‘Goed-gecommuniceerde en tijdige rechtspraak,’ met deze woorden heeft de president van het Hof van Justitie, mr. Iwan Rasoelbaks, het zittingsjaar 2025 voor geopend verklaard. Hij wees in zijn speech op de veranderingen die de rechtspraak het afgelopen jaar heeft ondergaan alsook die in het vooruitzicht liggen. De knelpunten die tijdens het congres in verband met 155 jaar Rechtspraak in Suriname zijn aangehaald over het ‘‘vertrouwen in de rechtspraak’’ zullen en moeten verbeterd worden.
‘De rechter zal ernaar streven om daadwerkelijk vonnis te wijzen op de dag die met partijen is afgesproken en de organisatie zal het vonnis gereed hebben en prompt beschikbaar stellen aan partijen en in een rechtszaak zal de justitiabele en de advocaat zich in voldoende mate gehoord moeten voelen, omdat de wijsheid leert dat daarmee reeds het halve werk is gedaan,’ gaf hij mee als oplossing voor de knelpunten.
Verder legde hij de nadruk op het digitaliseren in zowel de civiele als de strafsector voor een goede procesbewaking en geen onnodige oponthoud in een rechtszaak. Ook gaf hij mee dat de ‘Strategische Beleidscommissie Modernisering en Verzelfstandiging Rechterlijke Macht, bestaande uit vertegenwoordigers van het Hof van Justitie, het Openbaar Ministerie, het Ministerie van Justitie en politie en de Orde van Advocaten, eind deze maand de nieuwe/moderne concept Organisatiewet voor de Rechtspraak en het Openbaar Ministerie, zal aanbieden ter behandeling in DNA.’
De president van het Hof haalde ook de uitdagingen die samengaan met de toepassing van het nieuw Burgerlijk Wetboek aan.

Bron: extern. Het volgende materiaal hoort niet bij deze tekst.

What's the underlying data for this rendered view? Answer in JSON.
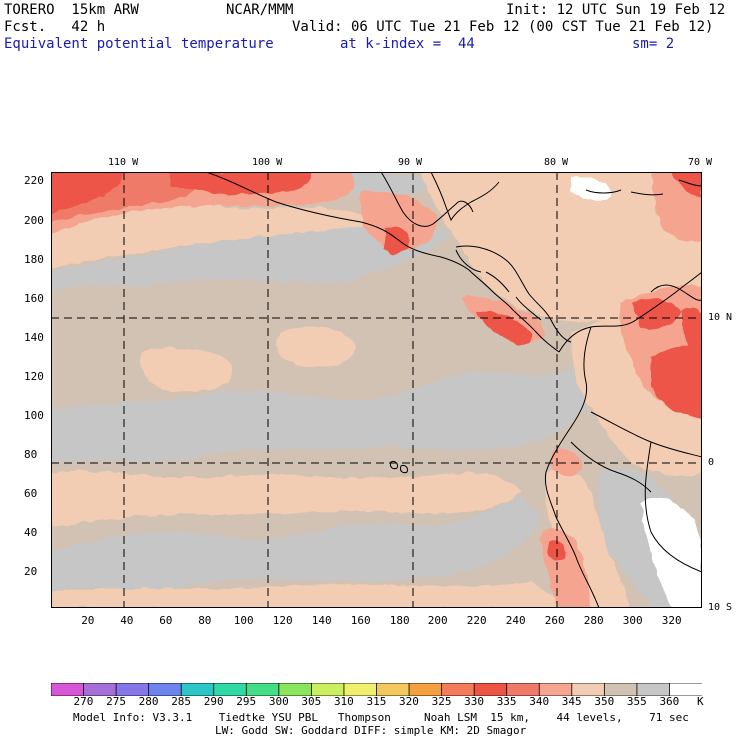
{
  "header": {
    "model": "TORERO  15km ARW",
    "center": "NCAR/MMM",
    "init": "Init: 12 UTC Sun 19 Feb 12",
    "fcst": "Fcst.   42 h",
    "valid": "Valid: 06 UTC Tue 21 Feb 12 (00 CST Tue 21 Feb 12)",
    "field": "Equivalent potential temperature",
    "level": "at k-index =  44",
    "smooth": "sm= 2"
  },
  "map": {
    "lon_labels": [
      "110 W",
      "100 W",
      "90 W",
      "80 W",
      "70 W"
    ],
    "lat_labels": [
      "10 N",
      "0",
      "10 S"
    ],
    "y_ticks": [
      "220",
      "200",
      "180",
      "160",
      "140",
      "120",
      "100",
      "80",
      "60",
      "40",
      "20"
    ],
    "x_ticks": [
      "20",
      "40",
      "60",
      "80",
      "100",
      "120",
      "140",
      "160",
      "180",
      "200",
      "220",
      "240",
      "260",
      "280",
      "300",
      "320"
    ],
    "colors": {
      "bg": "#d2c2b4",
      "gray": "#c6c6c6",
      "peach": "#f2cdb4",
      "salmon": "#f5a58f",
      "coral": "#f07a68",
      "red": "#ec5446",
      "white": "#ffffff"
    }
  },
  "colorbar": {
    "labels": [
      "270",
      "275",
      "280",
      "285",
      "290",
      "295",
      "300",
      "305",
      "310",
      "315",
      "320",
      "325",
      "330",
      "335",
      "340",
      "345",
      "350",
      "355",
      "360"
    ],
    "unit": "K",
    "colors": [
      "#d756d6",
      "#a56fd9",
      "#8478e8",
      "#6c84ee",
      "#2cc6c6",
      "#2fd8a4",
      "#45de86",
      "#8be45c",
      "#c9ee5e",
      "#f0f06e",
      "#f3c85e",
      "#f5a040",
      "#f27c5c",
      "#ec5446",
      "#f07a68",
      "#f5a58f",
      "#f2cdb4",
      "#d2c2b4",
      "#c6c6c6",
      "#ffffff"
    ]
  },
  "footer": {
    "line1": "Model Info: V3.3.1    Tiedtke YSU PBL   Thompson     Noah LSM  15 km,    44 levels,    71 sec",
    "line2": "LW: Godd SW: Goddard DIFF: simple KM: 2D Smagor"
  }
}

Verder zal in 2025 de mogelijkheid voor een third tier dus derde rechtsinstantie aan onderzoek en overleg worden ontworpen om de behoefte van de rechtspraktijk/rechtsgemeenschap af te tasten.
Rasoelbaks garandeerde mede namens zijn collega’s dat ‘de rechtspraak ook in 2025 de meest mogelijke onafhankelijkheid, onpartijdigheid, integriteit, deskundigheid en professionaliteit aan de dag zal leggen met voldoende oog en oor voor maatschappelijke ontwikkelingen en behoeften en met respect voor bevoegdheden en verantwoordelijkheden van anderen.’

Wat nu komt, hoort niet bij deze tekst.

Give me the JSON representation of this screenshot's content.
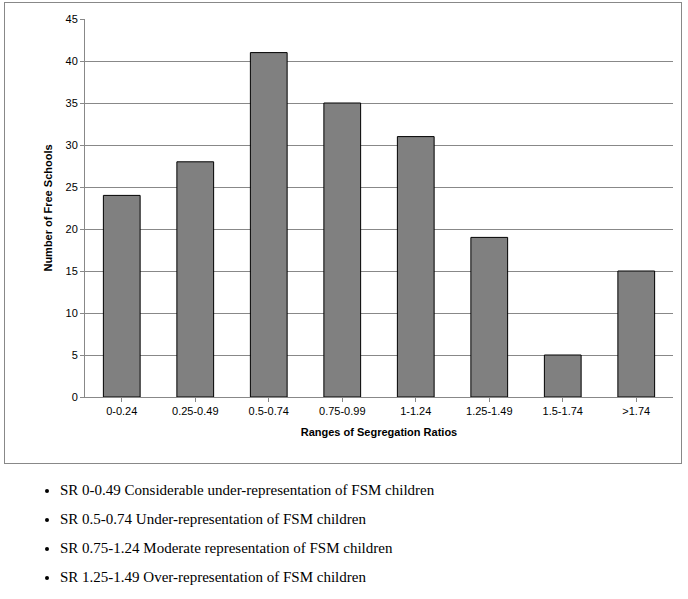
{
  "chart_data": {
    "type": "bar",
    "categories": [
      "0-0.24",
      "0.25-0.49",
      "0.5-0.74",
      "0.75-0.99",
      "1-1.24",
      "1.25-1.49",
      "1.5-1.74",
      ">1.74"
    ],
    "values": [
      24,
      28,
      41,
      35,
      31,
      19,
      5,
      15
    ],
    "color": "#808080",
    "x_label": "Ranges of Segregation Ratios",
    "y_label": "Number of Free Schools",
    "ylim": [
      0,
      45
    ],
    "yticks": [
      0,
      5,
      10,
      15,
      20,
      25,
      30,
      35,
      40,
      45
    ],
    "grid": true,
    "annotations": [
      "SR 0-0.49 Considerable under-representation of FSM children",
      "SR 0.5-0.74 Under-representation of FSM children",
      "SR 0.75-1.24 Moderate representation of FSM children",
      "SR 1.25-1.49 Over-representation of FSM children"
    ]
  }
}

Hij riep de aanwezigen op om niet in de verleiding te komen en na te laten om onverantwoordelijke, ongefundeerde, onjuiste en sentimentele uitspraken te doen – publiekelijk – over de rechterlijke macht; uitspraken die de rechtsstaat en het vertrouwen daarin onnodig kunnen schaden. ‘U, noch de gemeenschap worden daarmee gediend,’ gaf hij aan tijdens zijn toespraak. ‘Geen enkele staatsmacht is ondergeschikt aan een andere; laatstaan aan een politieke partij!’ beklemtoonde hij.

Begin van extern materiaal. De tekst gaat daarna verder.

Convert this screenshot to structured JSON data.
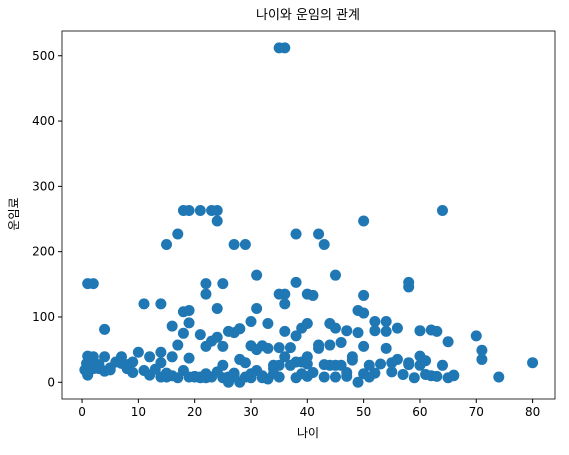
{
  "chart_data": {
    "type": "scatter",
    "title": "나이와 운임의 관계",
    "x_label": "나이",
    "y_label": "운임료",
    "color": "#1f77b4",
    "x": [
      35,
      36,
      18,
      19,
      21,
      23,
      24,
      64,
      50,
      24,
      17,
      38,
      42,
      43,
      15,
      27,
      29,
      31,
      45,
      1,
      2,
      22,
      25,
      38,
      58,
      58,
      22,
      35,
      36,
      40,
      41,
      50,
      11,
      14,
      36,
      18,
      19,
      49,
      50,
      24,
      31,
      54,
      52,
      4,
      19,
      33,
      27,
      60,
      62,
      63,
      70,
      71,
      71,
      80,
      74,
      65,
      16,
      17,
      28,
      30,
      39,
      40,
      44,
      47,
      56,
      61,
      22,
      38,
      26,
      35,
      35,
      54,
      2,
      27,
      14,
      4,
      58,
      20,
      39,
      14,
      55,
      2,
      31,
      34,
      15,
      28,
      8,
      38,
      40,
      66,
      28,
      42,
      21,
      18,
      3,
      40,
      27,
      29,
      19,
      21,
      5,
      9,
      45,
      32,
      25,
      30,
      23,
      37,
      16,
      44,
      46,
      47,
      48,
      49,
      51,
      52,
      53,
      57,
      59,
      60,
      61,
      62,
      65,
      66,
      0.8,
      1,
      1,
      2,
      3,
      4,
      6,
      7,
      8,
      10,
      11,
      12,
      13,
      17,
      20,
      22,
      24,
      26,
      28,
      30,
      32,
      33,
      34,
      36,
      37,
      39,
      41,
      43,
      45,
      46,
      50,
      18,
      24,
      25,
      30,
      36,
      40,
      42,
      48,
      49,
      23,
      26,
      33,
      19,
      29,
      31,
      35,
      44,
      27,
      54,
      56,
      58,
      21,
      25,
      22,
      16,
      32,
      34,
      38,
      43,
      47,
      51,
      55,
      64,
      45,
      50,
      52,
      60,
      63,
      0.5,
      0.9,
      5,
      7,
      9,
      12,
      14,
      15
    ],
    "values": [
      512,
      512,
      263,
      263,
      263,
      263,
      263,
      263,
      247,
      247,
      227,
      227,
      227,
      211,
      211,
      211,
      211,
      164,
      164,
      151,
      151,
      151,
      151,
      153,
      153,
      146,
      135,
      135,
      135,
      135,
      133,
      133,
      120,
      120,
      120,
      108,
      110,
      110,
      106,
      113,
      113,
      93,
      93,
      81,
      91,
      90,
      76,
      79,
      80,
      78,
      71,
      49,
      35,
      30,
      8,
      62,
      86,
      57,
      82,
      93,
      83,
      90,
      90,
      79,
      83,
      33,
      7,
      71,
      8,
      53,
      8,
      52,
      21,
      11,
      30,
      17,
      27,
      8,
      31,
      8,
      16,
      29,
      18,
      13,
      8,
      35,
      21,
      31,
      28,
      11,
      82,
      52,
      8,
      18,
      21,
      9,
      14,
      8,
      8,
      7,
      22,
      31,
      26,
      10,
      7,
      13,
      8,
      26,
      10,
      26,
      61,
      9,
      34,
      0,
      26,
      14,
      28,
      12,
      7,
      26,
      12,
      10,
      7,
      10,
      29,
      40,
      11,
      39,
      27,
      39,
      31,
      39,
      27,
      46,
      18,
      11,
      20,
      7,
      9,
      13,
      16,
      0,
      0,
      7,
      56,
      5,
      26,
      39,
      53,
      13,
      15,
      27,
      8,
      26,
      13,
      75,
      69,
      55,
      56,
      78,
      39,
      57,
      39,
      76,
      63,
      78,
      52,
      37,
      30,
      50,
      26,
      57,
      9,
      78,
      35,
      30,
      73,
      26,
      55,
      39,
      7,
      21,
      7,
      8,
      15,
      8,
      30,
      26,
      83,
      55,
      79,
      40,
      9,
      19,
      15,
      19,
      29,
      15,
      39,
      46,
      14
    ],
    "xlim": [
      -3.56,
      83.98
    ],
    "ylim": [
      -25.6,
      537.9
    ],
    "xticks": [
      0,
      10,
      20,
      30,
      40,
      50,
      60,
      70,
      80
    ],
    "yticks": [
      0,
      100,
      200,
      300,
      400,
      500
    ]
  }
}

Hij bracht een woord van dank uit aan de Opperrechter en alle anderen voor de ondersteuning, samenwerking en inzet in het afgelopen zittingsjaar ondanks de financieel-economische omstandigheden en sprak de hoop uit dat met veel meer verve de schouders onder het werk worden gezet in het nieuwe zittingsjaar in het belang van de rechtstaat en de justitiabele in het bijzonder.